The girls had recently entered college and were humiliated by the thought of their ignorance. Could it be that their parents had deceived them? And was their pastor in the conspiracy as well?

As they passed my house on their way home, they paused for information. I was absent, but my wife was able to show them such facts and evidences as in this limited way I am presenting to you now.

Perhaps you say, " How do you account for a minister making false statements?" In one sense I cannot account for it, yet in another I can.

That minister is a good man and was unaware that he was making false statements. He would sooner have lost his right hand than have consciously done so. But I suppose he had been trained in the atmosphere of the rationalistic criticism. All his college and seminary days he had heard and read but one side of the story; and since entering upon the ministry, had neither the time, nor the inclination, it may have been, to listen to or read the other.

The circumstance emphasizes the momentousness of the words of Jesus where He lays on us the obligation to take heed what we hear, not merely how we hear, though that were quite important, but what we hear. Oh, the solemn responsibility that rests upon the pew concerning the preaching and teaching to which it listens! But how can you exercise that responsibility, except as you are familiar with the Word of God and learned in the Holy Scriptures?

"YE SHALL BE AS GOD."

I close this study by a further remark concerning the spirit and motive of these Babylonians in building the cloud-capped tower. I believe that in the last analysis, it can only be explained by the words of Satan in the garden of Eden, " Ye shall be as God," which, as was declared previously, is still the trumpcard in the hand of the arch-fiend. As our first parents were caught in this snare, so have all their Descendants become likewise fascinated by it.

Julius Caesar was the tutelar deity of Rome.

The Greek and Roman mythologies were deifications of human strength, beauty and licentiousness. The Roman Catholic Church claims that she is Christ's vicegerent upon earth. The German philosophers of the 18th century said: " The human race is the Godman, the human race is the incarnate Son, the human race is the true Christ."

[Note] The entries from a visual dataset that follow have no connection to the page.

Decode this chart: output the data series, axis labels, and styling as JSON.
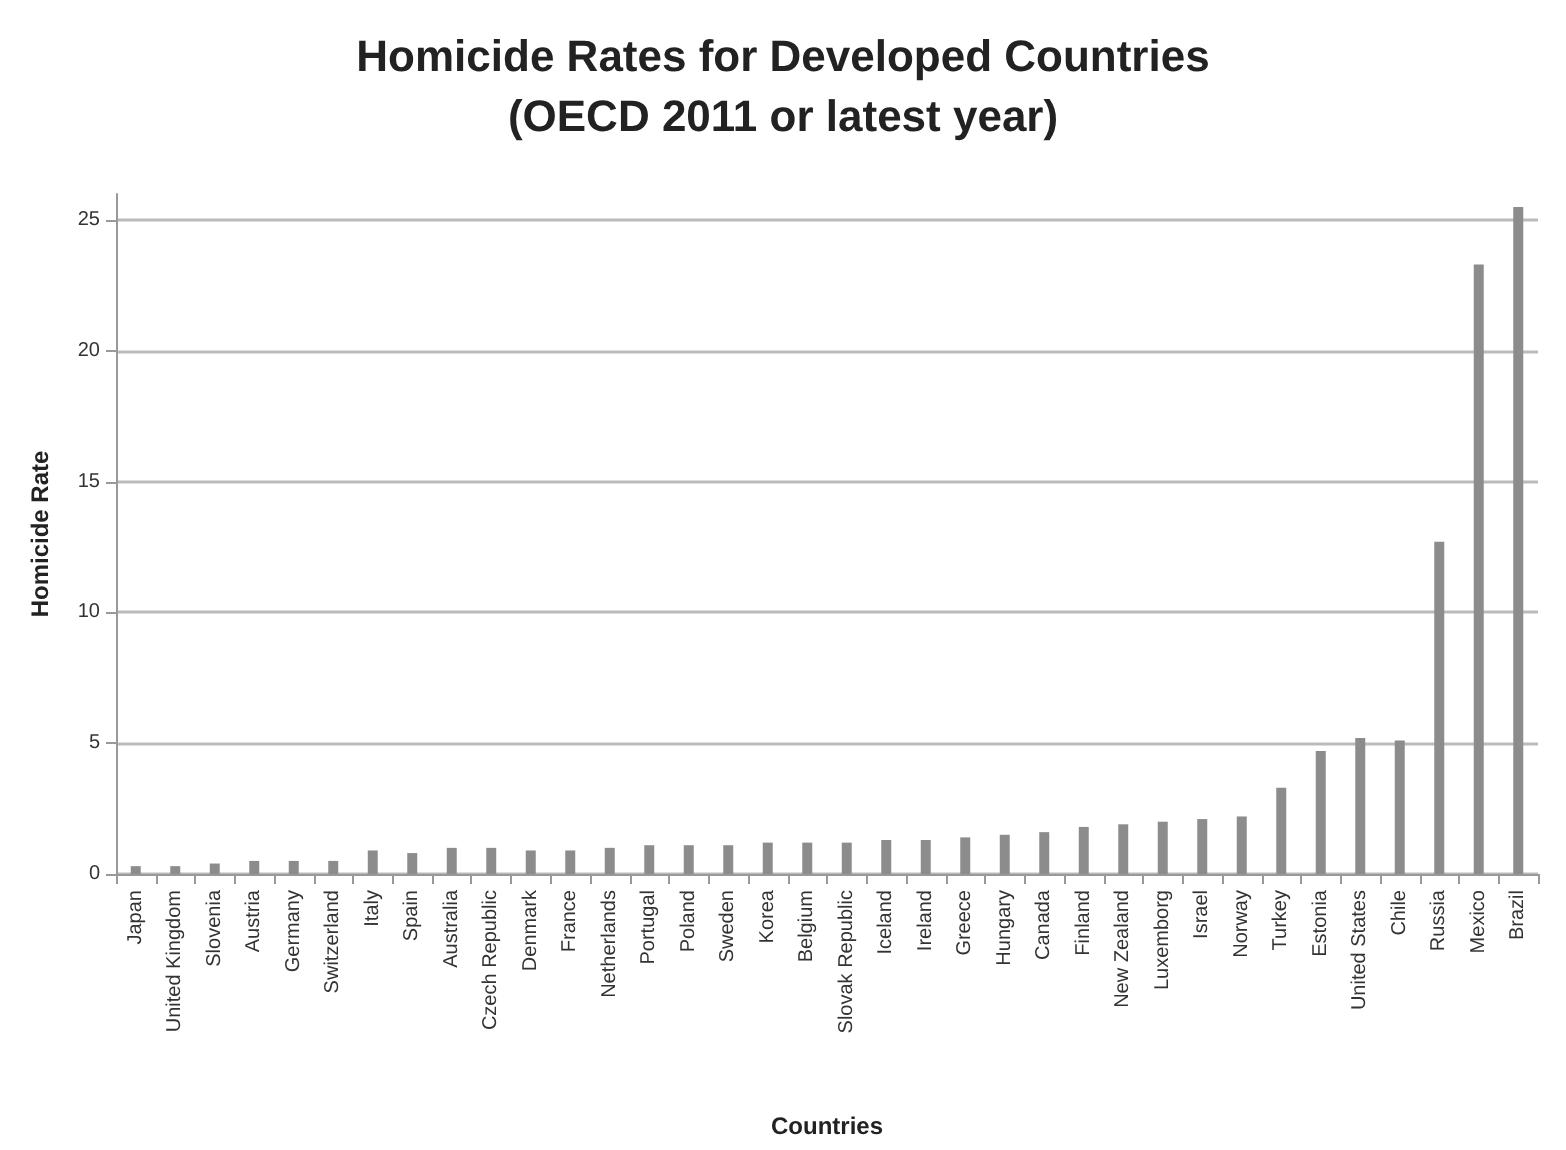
{
  "chart_data": {
    "type": "bar",
    "title": "Homicide Rates for Developed Countries\n(OECD 2011 or latest year)",
    "xlabel": "Countries",
    "ylabel": "Homicide Rate",
    "categories": [
      "Japan",
      "United Kingdom",
      "Slovenia",
      "Austria",
      "Germany",
      "Switzerland",
      "Italy",
      "Spain",
      "Australia",
      "Czech Republic",
      "Denmark",
      "France",
      "Netherlands",
      "Portugal",
      "Poland",
      "Sweden",
      "Korea",
      "Belgium",
      "Slovak Republic",
      "Iceland",
      "Ireland",
      "Greece",
      "Hungary",
      "Canada",
      "Finland",
      "New Zealand",
      "Luxemborg",
      "Israel",
      "Norway",
      "Turkey",
      "Estonia",
      "United States",
      "Chile",
      "Russia",
      "Mexico",
      "Brazil"
    ],
    "values": [
      0.3,
      0.3,
      0.4,
      0.5,
      0.5,
      0.5,
      0.9,
      0.8,
      1.0,
      1.0,
      0.9,
      0.9,
      1.0,
      1.1,
      1.1,
      1.1,
      1.2,
      1.2,
      1.2,
      1.3,
      1.3,
      1.4,
      1.5,
      1.6,
      1.8,
      1.9,
      2.0,
      2.1,
      2.2,
      3.3,
      4.7,
      5.2,
      5.1,
      12.7,
      23.3,
      25.5
    ],
    "color": "#8c8c8c",
    "ylim": [
      0,
      26
    ],
    "yticks": [
      0,
      5,
      10,
      15,
      20,
      25
    ],
    "grid": "y"
  }
}
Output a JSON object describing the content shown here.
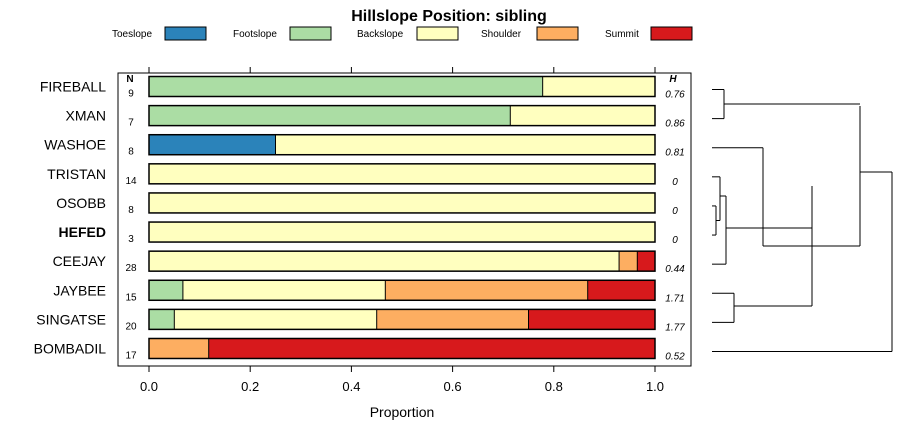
{
  "chart_data": {
    "type": "bar",
    "orientation": "horizontal",
    "stacked": true,
    "title": "Hillslope Position: sibling",
    "xlabel": "Proportion",
    "ylabel": "",
    "xlim": [
      0,
      1
    ],
    "x_ticks": [
      0,
      0.2,
      0.4,
      0.6,
      0.8,
      1
    ],
    "x_tick_labels": [
      "0.0",
      "0.2",
      "0.4",
      "0.6",
      "0.8",
      "1.0"
    ],
    "n_header": "N",
    "h_header": "H",
    "legend": [
      {
        "name": "Toeslope",
        "color": "#2B83BA"
      },
      {
        "name": "Footslope",
        "color": "#ABDDA4"
      },
      {
        "name": "Backslope",
        "color": "#FFFFBF"
      },
      {
        "name": "Shoulder",
        "color": "#FDAE61"
      },
      {
        "name": "Summit",
        "color": "#D7191C"
      }
    ],
    "categories": [
      "FIREBALL",
      "XMAN",
      "WASHOE",
      "TRISTAN",
      "OSOBB",
      "HEFED",
      "CEEJAY",
      "JAYBEE",
      "SINGATSE",
      "BOMBADIL"
    ],
    "highlighted": "HEFED",
    "n": [
      "9",
      "7",
      "8",
      "14",
      "8",
      "3",
      "28",
      "15",
      "20",
      "17"
    ],
    "h": [
      "0.76",
      "0.86",
      "0.81",
      "0",
      "0",
      "0",
      "0.44",
      "1.71",
      "1.77",
      "0.52"
    ],
    "series": [
      {
        "name": "Toeslope",
        "values": [
          0,
          0,
          0.25,
          0,
          0,
          0,
          0,
          0,
          0,
          0
        ]
      },
      {
        "name": "Footslope",
        "values": [
          0.778,
          0.714,
          0,
          0,
          0,
          0,
          0,
          0.067,
          0.05,
          0
        ]
      },
      {
        "name": "Backslope",
        "values": [
          0.222,
          0.286,
          0.75,
          1,
          1,
          1,
          0.929,
          0.4,
          0.4,
          0
        ]
      },
      {
        "name": "Shoulder",
        "values": [
          0,
          0,
          0,
          0,
          0,
          0,
          0.036,
          0.4,
          0.3,
          0.118
        ]
      },
      {
        "name": "Summit",
        "values": [
          0,
          0,
          0,
          0,
          0,
          0,
          0.036,
          0.133,
          0.25,
          0.882
        ]
      }
    ],
    "dendrogram": {
      "merges": [
        [
          "OSOBB",
          "HEFED",
          0.02
        ],
        [
          "TRISTAN",
          "OSOBB+HEFED",
          0.06
        ],
        [
          "JAYBEE",
          "SINGATSE",
          0.12
        ],
        [
          "FIREBALL",
          "XMAN",
          0.1
        ],
        [
          "FIREBALL+XMAN",
          "WASHOE",
          0.85
        ],
        [
          "TRISTAN+OSOBB+HEFED",
          "CEEJAY",
          0.07
        ],
        [
          "JAYBEE+SINGATSE",
          "TRISTAN+OSOBB+HEFED+CEEJAY",
          0.76
        ],
        [
          "FIREBALL+XMAN+WASHOE",
          "REST",
          0.8
        ],
        [
          "ALL",
          "BOMBADIL",
          1.0
        ]
      ]
    }
  }
}
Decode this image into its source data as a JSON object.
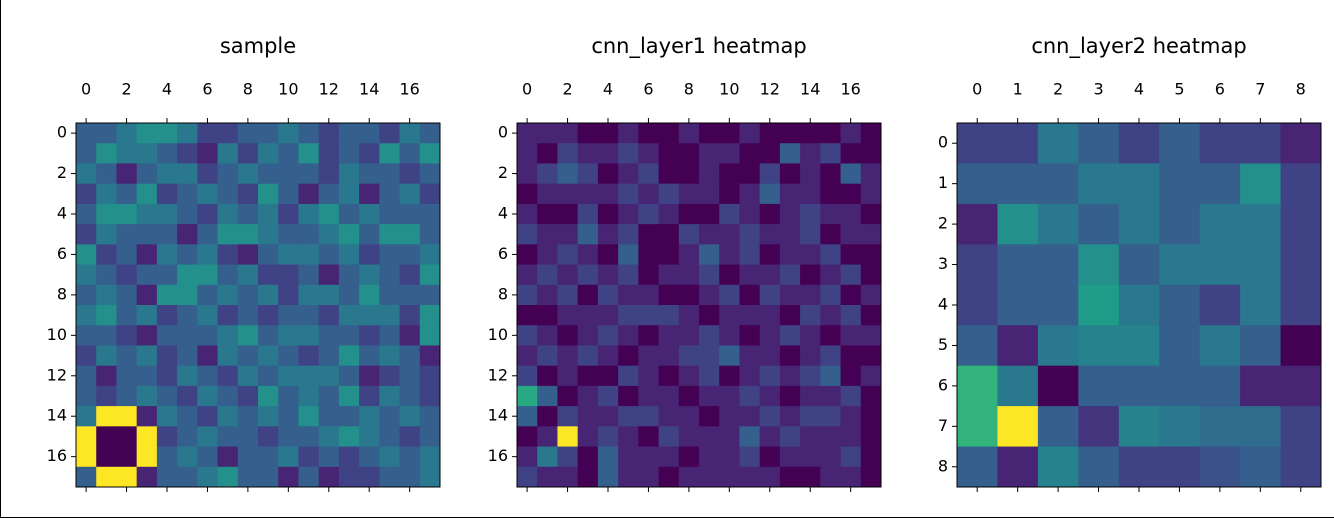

To come still nearer home, the literature of the English Carlyle, and the American Emerson whom men and women are worshiping today is of the same kind as the German philosophers and teaching the same deification of humanity.

A RAVEN OR A NIGHTINGALE?

And when we look toward the future what do we see? We see the human race rapidly approaching the culminating period when, as was said previously, under the Antichrist, it will be worshiping itself in worshiping him. Some may call me a pessimist for saying this, but it matters not. As Bishop Nicholson once said, " Pessimism is croaking, and to croak is like the frog, and smells of the swamp. But if a night-hawk be hovering around, then the croaking of a raven were better than the song of a nightingale." He is not a pessimist who gives a true and needed warning, but in the best sense of the word he is an optimist. As John Bigelow says: " No conflagration was ever extinguished by silencing the alarm bell."

This age of ours is wrinkled deep with many lines of character, and one of them, deeper and blacker than the others, deepest and blackest of 'them all, is the design and purpose underlying the declaration: " Ye shall be as God."

The antidote to this is the exaltation of the incarnate Son, " Who was conceived of the Holy Ghost, born of the Virgin Mary, suffered under Pontius Pilate, was crucified, dead and buried. The third day He rose from the dead, He ascended into heaven, and sitteth on the right hand of God, the Father Almighty. From thence He shall come to judge the quick and the dead."